Josh, our IT guy, said, “You got to know something.”

“I do,” I said. Everybody leaned forward. “I know that it’s time to open the library.”

“Aw, Minnie . . .”

“Doughnuts are downstairs in the break room. Thanks for playing and better luck next time.”

That got me a few laughs. I hurried out of the room and down the stairs to unlock the doors. Not even half past ten. It wasn’t uncommon for summer mornings to be slow. Maybe we hadn’t turned anyone away, maybe—

I spotted a shape at the tall window next to the front door. A large human shape, with hands cupped around its face, peering into the library with its forehead against the glass. Which would leave a mark high enough that I’d have to stand on my tiptoes to clean it off.

The dead bolt made a snick noise as I turned it. I opened the door and put my head out. “Mitchell, what are you doing?”

“Huh?”

Mitchell Koyne was about my age and I had no idea how he made a living, because he spent more time hanging out at the library than he did working at his various seasonal jobs. From our conversations, I knew he’d worked on his share of construction crews, that he did snowplowing and was a ski lift operator, but what he did to fill the gaps between seasonal jobs was another of life’s little question marks.
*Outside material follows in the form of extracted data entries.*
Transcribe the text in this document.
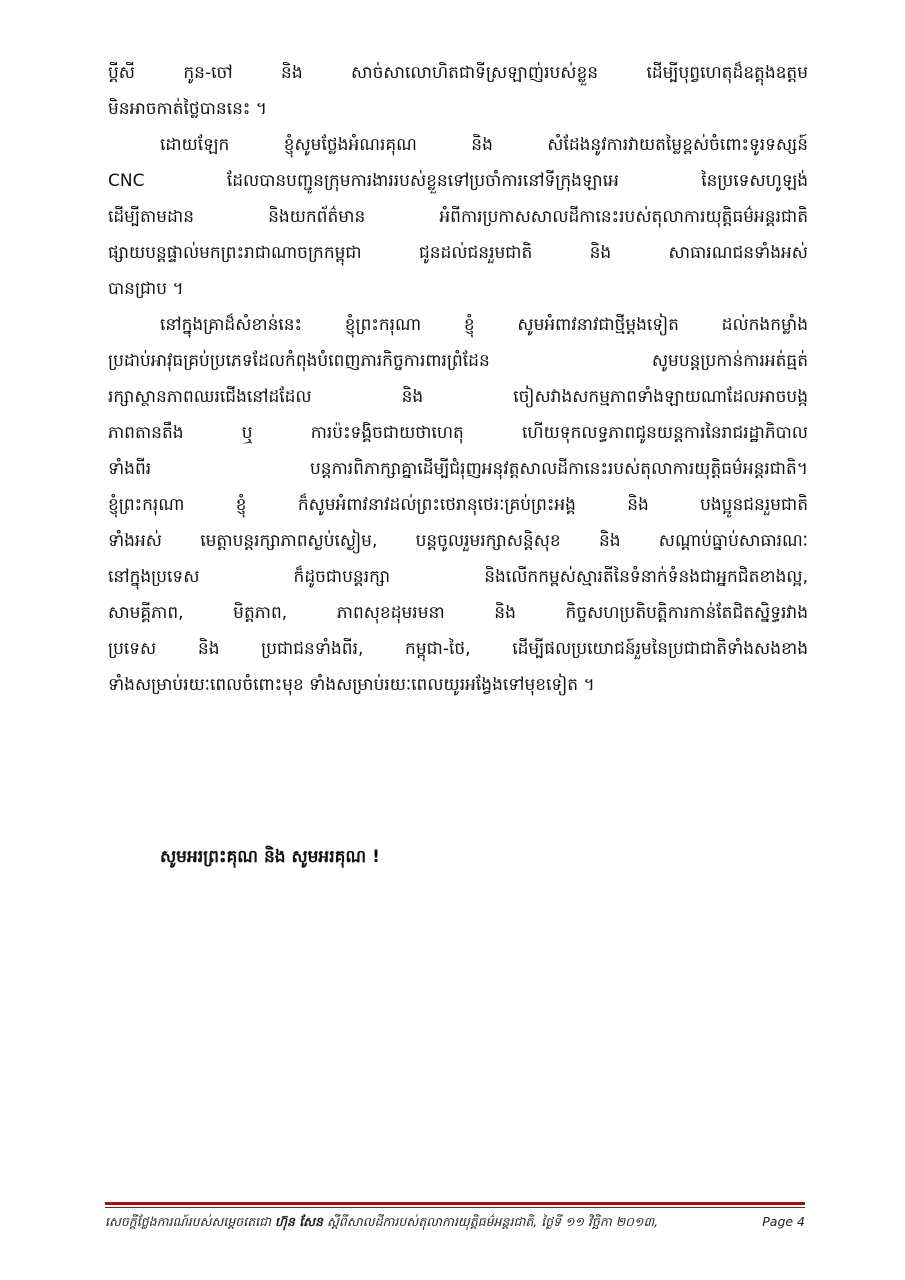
ប្តីសី កូន-ចៅ និង សាច់សាលោហិតជាទីស្រឡាញ់របស់ខ្លួន ដើម្បីបុព្វហេតុដ៏ឧត្តុងឧត្តម
មិនអាចកាត់ថ្លៃបាននេះ ។
ដោយឡែក ខ្ញុំសូមថ្លែងអំណរគុណ និង សំដែងនូវការវាយតម្លៃខ្ពស់ចំពោះទូរទស្សន៍
CNC ដែលបានបញ្ជូនក្រុមការងាររបស់ខ្លួនទៅប្រចាំការនៅទីក្រុងឡាអេ នៃប្រទេសហូឡង់
ដើម្បីតាមដាន និងយកព័ត៌មាន អំពីការប្រកាសសាលដីកានេះរបស់តុលាការយុត្តិធម៌អន្តរជាតិ
ផ្សាយបន្តផ្ទាល់មកព្រះរាជាណាចក្រកម្ពុជា ជូនដល់ជនរួមជាតិ និង សាធារណជនទាំងអស់
បានជ្រាប ។
នៅក្នុងគ្រាដ៏សំខាន់នេះ ខ្ញុំព្រះករុណា ខ្ញុំ សូមអំពាវនាវជាថ្មីម្តងទៀត ដល់កងកម្លាំង
ប្រដាប់អាវុធគ្រប់ប្រភេទដែលកំពុងបំពេញភារកិច្ចការពារព្រំដែន សូមបន្តប្រកាន់ការអត់ធ្មត់
រក្សាស្ថានភាពឈរជើងនៅដដែល និង ចៀសវាងសកម្មភាពទាំងឡាយណាដែលអាចបង្ក
ភាពតានតឹង ឬ ការប៉ះទង្គិចជាយថាហេតុ ហើយទុកលទ្ធភាពជូនយន្តការនៃរាជរដ្ឋាភិបាល
ទាំងពីរ បន្តការពិភាក្សាគ្នាដើម្បីជំរុញអនុវត្តសាលដីកានេះរបស់តុលាការយុត្តិធម៌អន្តរជាតិ។
ខ្ញុំព្រះករុណា ខ្ញុំ ក៏សូមអំពាវនាវដល់ព្រះថេរានុថេរៈគ្រប់ព្រះអង្គ និង បងប្អូនជនរួមជាតិ
ទាំងអស់ មេត្តាបន្តរក្សាភាពស្ងប់ស្ងៀម, បន្តចូលរួមរក្សាសន្តិសុខ និង សណ្តាប់ធ្នាប់សាធារណៈ
នៅក្នុងប្រទេស ក៏ដូចជាបន្តរក្សា និងលើកកម្ពស់ស្មារតីនៃទំនាក់ទំនងជាអ្នកជិតខាងល្អ,
សាមគ្គីភាព, មិត្តភាព, ភាពសុខដុមរមនា និង កិច្ចសហប្រតិបត្តិការកាន់តែជិតស្និទ្ធរវាង
ប្រទេស និង ប្រជាជនទាំងពីរ, កម្ពុជា-ថៃ, ដើម្បីផលប្រយោជន៍រួមនៃប្រជាជាតិទាំងសងខាង
ទាំងសម្រាប់រយៈពេលចំពោះមុខ ទាំងសម្រាប់រយៈពេលយូរអង្វែងទៅមុខទៀត ។
សូមអរព្រះគុណ និង សូមអរគុណ !
សេចក្តីថ្លែងការណ៍របស់សម្តេចតេជោ ហ៊ុន សែន ស្តីពីសាលដីការបស់តុលាការយុត្តិធម៌អន្តរជាតិ, ថ្ងៃទី ១១ វិច្ឆិកា ២០១៣,	Page 4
My friend Holly, one of the clerks, insisted that he smuggled drugs from Canada. When I’d pointed out that he didn’t have a boat, she said, “Not that we know of.” But I couldn’t see it. Mitchell was many things, but a good liar was not one of them, and it takes lies to be a criminal.

Now Mitchell unstuck his forehead from the window, turned his baseball cap around, and grinned at me. “Waiting for you guys to open. What’s the deal?”

I looked up, way up. Mitchell was one of the tallest men I’d ever met. I much preferred to talk to him when he was seated. “Staff meeting.” I untaped my note. “What brings you here so early?”

“Would you believe I’ve turned over a new leaf?”

I headed back inside and he kept step with me. Sort of. “Does this new leaf include paying your overdue fines?”

“Funny, Min. You’re really funny today.”

“I thought I was funny every day.”

“Every other, maybe.”

We walked a few steps; then Mitchell blurted out, “What did you do this weekend?”

That was when I knew it wasn’t the pursuit of abstract knowledge that had Mitchell here before the crack of noon. He was intelligent, computer savvy, and read a wide range of books and magazines (heavy on the science fiction), but the only other time we’d seen him in the morning was the Monday after the time change. He’d forgotten to move his clocks back and come in at a quarter to noon.